In the game, you control a wolf who has the power to morph into/inhabit numerous different animals, instantly changing the way you look at (and move about) the world around you. You’re relatively free to move around, but your spirit guide will narrate the story for you as you go along, giving you pointers and telling you more about the backstory behind those who are no longer in the area you’re in.

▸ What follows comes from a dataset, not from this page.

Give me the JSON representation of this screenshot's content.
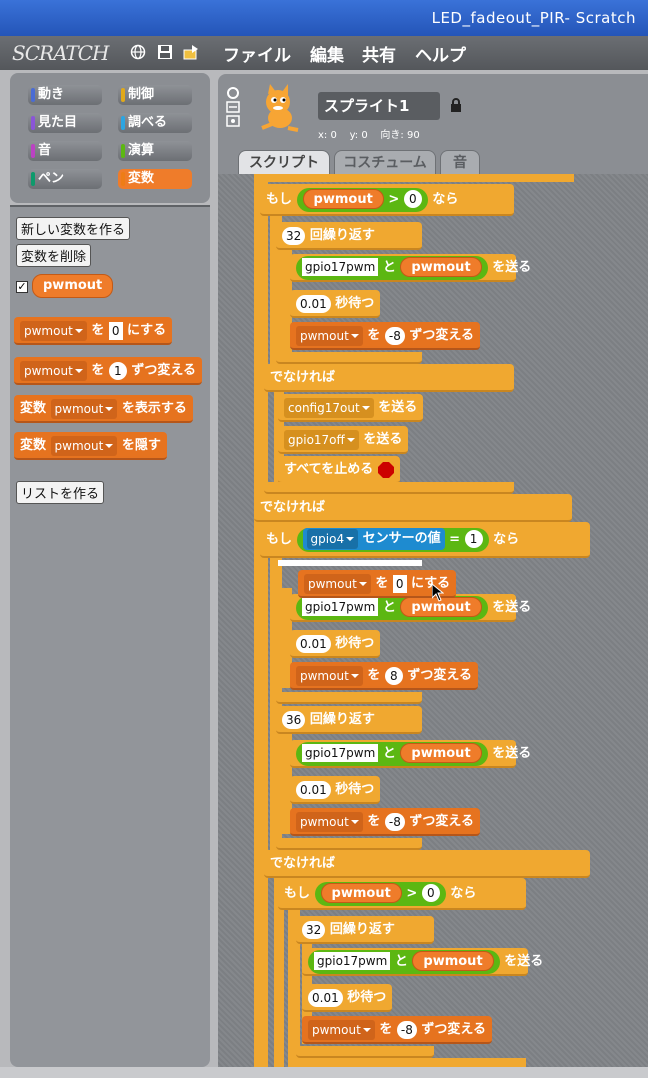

In that sense, Lost Ember is also a bit of a mystery, taking place inside of a post apocalyptic paradise. Taking control of other animals allows you to take to the skies, go underground and find secrets that would otherwise be hidden to you.
What we saw
We met with Mooneye Studios during Gamescom back in August to get some hands on time with the game, which was the first time we had seen the game in action after the screenshots and trailers that has come before. The demo allowed us to freely explore and experiment with the game’s mechanics for about half an hour.
What we thought
Lost Ember looks every bit as unique and gorgeous in-game as it does in the trailers that are out there. The demo stuttered a bit during our playthrough, but we’re fairly certain this was because it was running on a laptop that was receiving notifications in the background. When running smoothly, it was a joy to explore the dreamlike world of the game with our wolf, climb to the top of a hill and then take off flying as we took over a nearby bird to help get to the other side of a valley.
While there is a narrative at the heart of the game, it’s mostly telling you about what came before rather than pushing you forward and telling you what to do. As such, exploration is a big part of the game, which plays out at a fairly leisurely pace even when you’re running around the place. The colorful world and distant vistas instill a sense of awe and wonder, making this a potentially great game for those who would enjoy some time away from the frantic action games that are so common.
The gentle pace, gorgeous 3D visuals and unique art style in Lost Ember also lend themselves incredibly well for a dreamlike virtual reality experience, so we can’t wait to try that out. It’s coming to PS 4, so let’s hope Playstation VR users get a chance to see the VR version of the game as well. For now, we already know that Vive and Rift users are in luck.